What’s really behind all of this?  A naive enthusiasm that once inspired me to install Joomla as a content management system.  On the one hand, as my first website, it set me on a very interesting, profitable, and rewarding career path – and on the other hand, its been almost impossible to work with, secure, and optimize.


Installing Joomla isn’t that tough – especially using one click and scripted installs like Dreamhost, Bluehost, and a number of other popular hosts provide.  I’m not even sure why I picked it – it was recommended as being powerful and flexible – and no one warned me that it was unecessarily complicated and counter-intuitive.


The first sign of trouble is entering the administration screen.  Dozen of buttons and dozens of menu choices are labeled in the software’s own unique jargon and editing components often requires redundant actions.  The only way to ever be sure what you just changed is to have another browser or tab ready to refresh the page you’re looking at.  Don’t mistake the colorful icons for a graphical design interface – templates still need to be handled in PHP and the interface makes it difficult to make even minor changes to what information is provided in the menus, headers, and in the content sections.

Adding on Nightmares

Of course, if you want to enjoy the functionality of comments, search engine friendly URLs, or even Google Adsense ads, you’ll need to install 3rd party modules, mambots, and addons.  And although the core version of Joomla is free, many of the best addons & modules cost money.  If you’re really serious about going down the Joomla road, you could easily spend $100-$200 just for patches and tweaks designed to achieve your CMS goals.

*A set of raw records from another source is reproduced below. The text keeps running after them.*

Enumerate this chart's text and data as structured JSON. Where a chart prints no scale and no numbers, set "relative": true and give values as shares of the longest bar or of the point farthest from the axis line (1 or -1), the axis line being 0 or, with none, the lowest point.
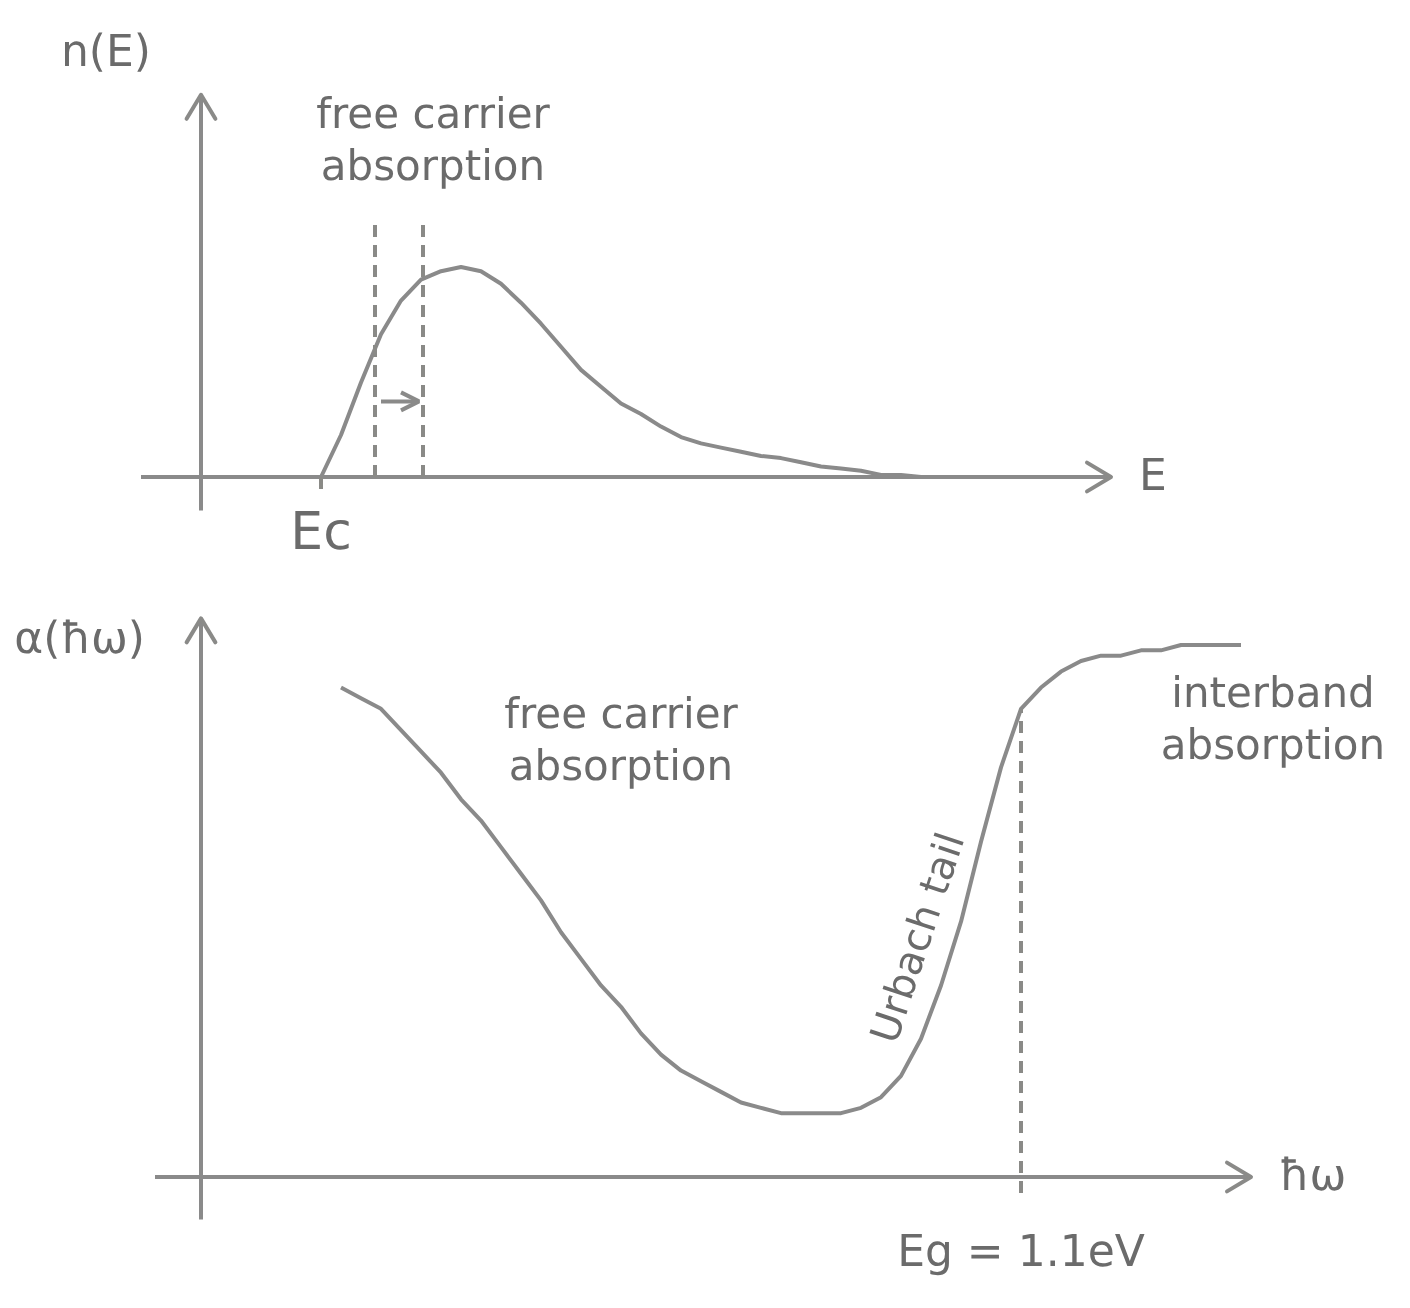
{
  "chart_data": [
    {
      "type": "line",
      "ylabel": "n(E)",
      "xlabel": "E",
      "relative": true,
      "color": "#8a8a8a",
      "categories": [
        null,
        null,
        null,
        null,
        null,
        null,
        null,
        null,
        null,
        null,
        null,
        null,
        null,
        null,
        null,
        null,
        null,
        null,
        null,
        null,
        null,
        null,
        null,
        null,
        null,
        null,
        null,
        null,
        null,
        null,
        null,
        null,
        null,
        null,
        null,
        null,
        null,
        null,
        null,
        null,
        null,
        null,
        null,
        null,
        null
      ],
      "values": [
        null,
        null,
        null,
        null,
        null,
        0,
        0.2,
        0.45,
        0.68,
        0.84,
        0.94,
        0.98,
        1.0,
        0.98,
        0.92,
        0.83,
        0.73,
        0.62,
        0.51,
        0.43,
        0.35,
        0.3,
        0.24,
        0.19,
        0.16,
        0.14,
        0.12,
        0.1,
        0.09,
        0.07,
        0.05,
        0.04,
        0.03,
        0.01,
        0.01,
        0,
        0,
        null,
        null,
        null,
        null,
        null,
        null,
        null,
        null
      ],
      "annotations": [
        "free carrier absorption",
        "Ec"
      ]
    },
    {
      "type": "line",
      "ylabel": "α(ħω)",
      "xlabel": "ħω",
      "relative": true,
      "color": "#8a8a8a",
      "categories": [
        null,
        null,
        null,
        null,
        null,
        null,
        null,
        null,
        null,
        null,
        null,
        null,
        null,
        null,
        null,
        null,
        null,
        null,
        null,
        null,
        null,
        null,
        null,
        null,
        null,
        null,
        null,
        null,
        null,
        null,
        null,
        null,
        null,
        null,
        null,
        null,
        null,
        null,
        null,
        null,
        null,
        null,
        null,
        null,
        null,
        null,
        null,
        null,
        null,
        null,
        null,
        null
      ],
      "values": [
        null,
        null,
        null,
        null,
        null,
        null,
        0.92,
        0.9,
        0.88,
        0.84,
        0.8,
        0.76,
        0.71,
        0.67,
        0.62,
        0.57,
        0.52,
        0.46,
        0.41,
        0.36,
        0.32,
        0.27,
        0.23,
        0.2,
        0.18,
        0.16,
        0.14,
        0.13,
        0.12,
        0.12,
        0.12,
        0.12,
        0.13,
        0.15,
        0.19,
        0.26,
        0.36,
        0.48,
        0.63,
        0.77,
        0.88,
        0.92,
        0.95,
        0.97,
        0.98,
        0.98,
        0.99,
        0.99,
        1.0,
        1.0,
        1.0,
        1.0
      ],
      "annotations": [
        "free carrier absorption",
        "Urbach tail",
        "interband absorption",
        "Eg = 1.1eV"
      ]
    }
  ]
}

Now, the very worst part about these addons is that they’re the primary source of malware infections and server hijackings.  Unlike the core software, the modules aren’t collaboratively developed and publicly tested.  Many module authors pop some code up on the market and vanish (although one would suspect they are still collecting their paychecks).  In the meantime, every committed black-hatter and rising script-kiddie is scouring these files for vulnerabilities and potential exploits.

If you’re lucky, a vulnerability will be spotted before it hits you.  But then, you’ve still got the unlucky task of disabling some part of your website’s functionality until a new version of that mod is released or a replacemnt becomes available.

Goodbye, Good Riddance

The Joomla install on my hosting account is gone – I’ve saved a copy of the files and database to my local hard drive but at the moment I think I’d rather cut my losses and start that domain again from scratch.  As my first website, it was always a bit rough around the edges and it never managed to develop a real revenue model.  The simple fact that it was on Joomla made it nearly impossible for me to customize the structure and placement of data and prevented problems from being solved.


If you want to publish content rapidly and encourage comments, use WordPress.  If you want to focus on peer-to-peer discussion, get a forum like SMF of PHPBB2.

Will this be the final chapter in the security drama of the last few weeks or will the legacy of Joomla come back to haunt me once more?  The mail servers are practically locked down now and the offending CMS has been completely eradicated – but I still wouldn’t be surprised if Joomla managed to harass me yet again.